Aqui, portanto, não é somente a mudança de atitude, mas também que eu tenha trabalhado os pontos de vista, percebendo se fiz uma renovação, se eliminei ou absorvi novos pensamentos, dogmas e crenças. É um mecanismo amplo, e o instrumento mais importante dessa ativação é a troca de conhecimentos, conceitos e métodos. As perguntas-chave dessa estação são: quais são os recursos e qual é a verdade que tenho agora? Qual é a minha  verdade agora, aquilo que defendo e não abro mão? E quais são os seus recursos que tenho?

3ª Estação:  Planos e Saídas

Agora que já sei o que quero, o momento é de agir e de estabelecer as minhas prioridades. É um momento de pensar em ganhos e benefícios. E quais são os ganhos que eu gostaria de ter com a minha atuação? O instrumento mais importante a ser gerenciado nessa estação é sobre onde vou criar as minhas estratégias de vida, as táticas e métodos para atender o que elenquei como prioridades.

Nessa etapa, o elemento mais importante é o tempo. Isso porque esses planos serão colocados no meu dia a dia e preciso valorizar esse tempo de vida. Qual é o produto final? É uma ativação energética, é aferir como que estou investindo o meu tempo para conseguir o que quero. E a pergunta-chave é: o que é mais importante para eu conseguir o que necessito agora?

O outro elemento fundamental dessa estação é a disciplina que me permite perseverar e manter na direção que formulei.

4ª Estação: A Implementação da Mudança

Agora que tenho consciência sobre o mundo real que estou enfrentando, com os efeitos das minhas escolhas, estou muito mais consciente hoje, confrontando os riscos dessa minha mudança e as resistências de cada contexto. E o instrumento mais importante nesse momento é a potência que estou dando para as minhas atuações. É a ousadia, caminhar corajosamente, dando potência à minha disciplina e persistência. O produto final dessa estação são os novos adjetivos que estou usando para me descrever, expressando uma identidade nova e mostrando as evidências que são aquilo que eu buscava ser. A pergunta-chave dessa estação é: quem sou eu agora? É isso que eu quero ser?

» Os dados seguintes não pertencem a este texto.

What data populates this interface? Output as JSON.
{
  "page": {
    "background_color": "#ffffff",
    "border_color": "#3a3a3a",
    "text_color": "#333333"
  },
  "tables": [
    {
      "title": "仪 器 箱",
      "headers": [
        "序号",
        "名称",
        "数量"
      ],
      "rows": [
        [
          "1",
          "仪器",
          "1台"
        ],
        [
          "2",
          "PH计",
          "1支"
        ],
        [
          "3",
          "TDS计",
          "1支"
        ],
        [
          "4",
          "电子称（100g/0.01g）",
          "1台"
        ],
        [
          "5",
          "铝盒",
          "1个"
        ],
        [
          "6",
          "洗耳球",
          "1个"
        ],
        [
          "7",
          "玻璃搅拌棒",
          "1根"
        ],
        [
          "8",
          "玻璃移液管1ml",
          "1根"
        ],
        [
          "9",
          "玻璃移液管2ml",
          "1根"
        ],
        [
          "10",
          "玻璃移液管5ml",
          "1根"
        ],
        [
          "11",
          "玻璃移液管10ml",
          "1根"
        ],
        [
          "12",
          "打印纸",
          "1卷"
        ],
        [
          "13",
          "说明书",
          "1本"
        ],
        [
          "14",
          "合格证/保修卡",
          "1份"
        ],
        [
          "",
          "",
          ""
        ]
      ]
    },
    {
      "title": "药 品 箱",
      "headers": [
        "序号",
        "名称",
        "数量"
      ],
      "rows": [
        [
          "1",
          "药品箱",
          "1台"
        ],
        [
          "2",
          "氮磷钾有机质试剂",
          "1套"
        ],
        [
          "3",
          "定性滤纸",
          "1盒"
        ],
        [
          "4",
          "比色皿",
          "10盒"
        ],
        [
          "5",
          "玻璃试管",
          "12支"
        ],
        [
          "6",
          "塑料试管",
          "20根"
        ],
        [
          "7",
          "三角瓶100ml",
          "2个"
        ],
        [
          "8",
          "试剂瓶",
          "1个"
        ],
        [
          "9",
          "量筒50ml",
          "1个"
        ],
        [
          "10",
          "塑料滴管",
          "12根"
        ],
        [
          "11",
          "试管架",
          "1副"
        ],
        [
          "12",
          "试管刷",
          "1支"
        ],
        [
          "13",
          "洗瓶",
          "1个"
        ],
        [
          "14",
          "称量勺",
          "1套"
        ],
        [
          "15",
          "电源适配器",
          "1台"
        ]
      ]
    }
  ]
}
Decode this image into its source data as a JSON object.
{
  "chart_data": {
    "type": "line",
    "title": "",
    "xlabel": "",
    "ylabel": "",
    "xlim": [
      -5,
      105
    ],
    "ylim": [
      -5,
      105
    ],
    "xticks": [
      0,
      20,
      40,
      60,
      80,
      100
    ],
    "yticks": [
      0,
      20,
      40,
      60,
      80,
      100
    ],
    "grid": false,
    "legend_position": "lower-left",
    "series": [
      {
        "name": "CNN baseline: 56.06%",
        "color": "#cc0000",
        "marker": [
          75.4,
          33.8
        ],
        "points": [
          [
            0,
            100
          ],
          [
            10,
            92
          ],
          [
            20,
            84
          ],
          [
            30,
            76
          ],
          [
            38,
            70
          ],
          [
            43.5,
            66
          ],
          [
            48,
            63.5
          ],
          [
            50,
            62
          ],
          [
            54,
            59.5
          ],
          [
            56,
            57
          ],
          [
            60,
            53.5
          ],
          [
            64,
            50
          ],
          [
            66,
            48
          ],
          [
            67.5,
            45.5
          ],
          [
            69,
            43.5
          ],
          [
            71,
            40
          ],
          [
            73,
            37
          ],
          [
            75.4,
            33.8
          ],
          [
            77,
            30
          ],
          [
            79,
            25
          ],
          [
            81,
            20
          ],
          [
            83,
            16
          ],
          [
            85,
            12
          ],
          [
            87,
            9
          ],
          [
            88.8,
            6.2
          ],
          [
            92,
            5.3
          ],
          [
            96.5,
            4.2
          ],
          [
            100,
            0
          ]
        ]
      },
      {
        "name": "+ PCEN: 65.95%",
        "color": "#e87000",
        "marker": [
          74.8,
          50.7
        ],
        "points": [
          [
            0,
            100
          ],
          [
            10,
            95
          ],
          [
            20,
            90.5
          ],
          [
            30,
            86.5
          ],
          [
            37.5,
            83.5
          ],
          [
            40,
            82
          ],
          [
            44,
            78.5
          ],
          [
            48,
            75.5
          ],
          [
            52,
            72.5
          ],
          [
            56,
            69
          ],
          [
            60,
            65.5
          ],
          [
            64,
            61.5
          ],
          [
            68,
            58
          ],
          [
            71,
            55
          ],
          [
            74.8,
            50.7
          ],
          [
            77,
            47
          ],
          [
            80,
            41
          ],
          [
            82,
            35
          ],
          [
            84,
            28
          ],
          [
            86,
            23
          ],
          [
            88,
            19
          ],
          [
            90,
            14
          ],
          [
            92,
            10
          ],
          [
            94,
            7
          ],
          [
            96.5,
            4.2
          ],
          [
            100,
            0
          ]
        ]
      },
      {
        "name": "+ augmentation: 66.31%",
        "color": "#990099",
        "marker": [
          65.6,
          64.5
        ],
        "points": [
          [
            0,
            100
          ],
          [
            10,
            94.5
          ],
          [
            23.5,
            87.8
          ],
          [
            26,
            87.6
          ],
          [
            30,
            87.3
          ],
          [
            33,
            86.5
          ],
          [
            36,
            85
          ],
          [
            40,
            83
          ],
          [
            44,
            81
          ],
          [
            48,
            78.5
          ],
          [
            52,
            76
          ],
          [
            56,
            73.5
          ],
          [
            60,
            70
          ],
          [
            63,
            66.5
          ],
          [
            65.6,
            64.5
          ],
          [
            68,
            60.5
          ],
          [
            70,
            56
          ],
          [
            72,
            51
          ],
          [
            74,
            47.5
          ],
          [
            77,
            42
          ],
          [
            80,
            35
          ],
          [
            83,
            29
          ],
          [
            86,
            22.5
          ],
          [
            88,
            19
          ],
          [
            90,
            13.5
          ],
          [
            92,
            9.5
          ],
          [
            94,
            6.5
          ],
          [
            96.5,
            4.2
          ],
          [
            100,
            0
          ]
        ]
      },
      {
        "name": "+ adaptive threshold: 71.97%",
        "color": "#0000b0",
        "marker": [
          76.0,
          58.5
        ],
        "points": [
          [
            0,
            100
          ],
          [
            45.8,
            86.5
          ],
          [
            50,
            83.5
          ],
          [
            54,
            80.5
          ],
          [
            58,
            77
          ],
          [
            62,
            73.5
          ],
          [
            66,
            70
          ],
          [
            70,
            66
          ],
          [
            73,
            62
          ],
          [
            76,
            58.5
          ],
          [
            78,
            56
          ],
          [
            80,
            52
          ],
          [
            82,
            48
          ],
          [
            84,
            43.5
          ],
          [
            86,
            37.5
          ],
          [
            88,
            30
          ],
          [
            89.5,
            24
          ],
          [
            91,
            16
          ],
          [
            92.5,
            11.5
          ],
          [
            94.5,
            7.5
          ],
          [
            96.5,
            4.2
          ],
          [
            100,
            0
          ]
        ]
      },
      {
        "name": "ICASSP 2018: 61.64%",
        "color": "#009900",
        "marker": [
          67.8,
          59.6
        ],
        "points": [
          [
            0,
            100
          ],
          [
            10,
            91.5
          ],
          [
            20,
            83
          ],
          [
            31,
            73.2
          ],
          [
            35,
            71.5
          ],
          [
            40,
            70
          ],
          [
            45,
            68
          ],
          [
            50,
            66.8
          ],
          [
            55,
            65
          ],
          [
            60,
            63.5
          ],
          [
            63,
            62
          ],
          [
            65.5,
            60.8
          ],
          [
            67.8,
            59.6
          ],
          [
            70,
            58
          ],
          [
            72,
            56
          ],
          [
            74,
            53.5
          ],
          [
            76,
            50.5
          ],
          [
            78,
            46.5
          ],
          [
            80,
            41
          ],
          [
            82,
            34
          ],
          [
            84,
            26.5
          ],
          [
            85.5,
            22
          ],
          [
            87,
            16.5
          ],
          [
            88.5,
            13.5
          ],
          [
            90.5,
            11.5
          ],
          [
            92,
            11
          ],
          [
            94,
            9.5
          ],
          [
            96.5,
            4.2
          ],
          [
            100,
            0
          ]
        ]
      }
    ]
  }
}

5ª Estação: Maturidade e Transformação

Meu pensamento agora é que o novo faz parte de mim. E esse novo permite que eu tenha uma leitura de cenários antigos e novos, que eu tenha um processo analítico que me permite encontrar soluções para saída de dores, que eu tenha uma automotivação para me mover de maneira independente e livre, e que eu tenha um emocional que me traz bem-estar.

O elemento essencial dessa estação é a persistência e a disseminação daquilo que aprendi e posso disseminar para o outro, e o confronto sem medo do risco. E quais riscos? O retorno ao antigo, a diminuição ou a extinção da minha motivação, a queda energética, a desqualificação da importância e a inviabilidade de superar obstáculos. A pergunta-chave para essa estação é: para o que e para quem eu faço tudo o que faço na vida? E o produto final são as novas respostas para os mesmos ou outros dilemas, os novos comportamentos e os novos conhecimentos.

Claro que aqui está um resumo simplificado de todo um processo construído ao longo de uma jornada pelo mentoria. Mas, quem sabe por ora possa te servir como ponto de partida para uma profunda reflexão sobre onde você está, para onde gostaria de ir e como poderia fazer.

“A natureza nos põe no aberto, em plena liberdade. Somos nós mesmos que nos pomos no fechado, nos carregamos de cadeias e nos aprisionamentos no pequeno canto que escolhemos de morada” Plutarco.

Por Rosa Bernhoeft

Especialista em liderança e gestão de altos executivos, sócia-fundadora da Alba Consultoria, criadora de conceitos e metodologias para gestão de carreira, treinamento e desenvolvimento.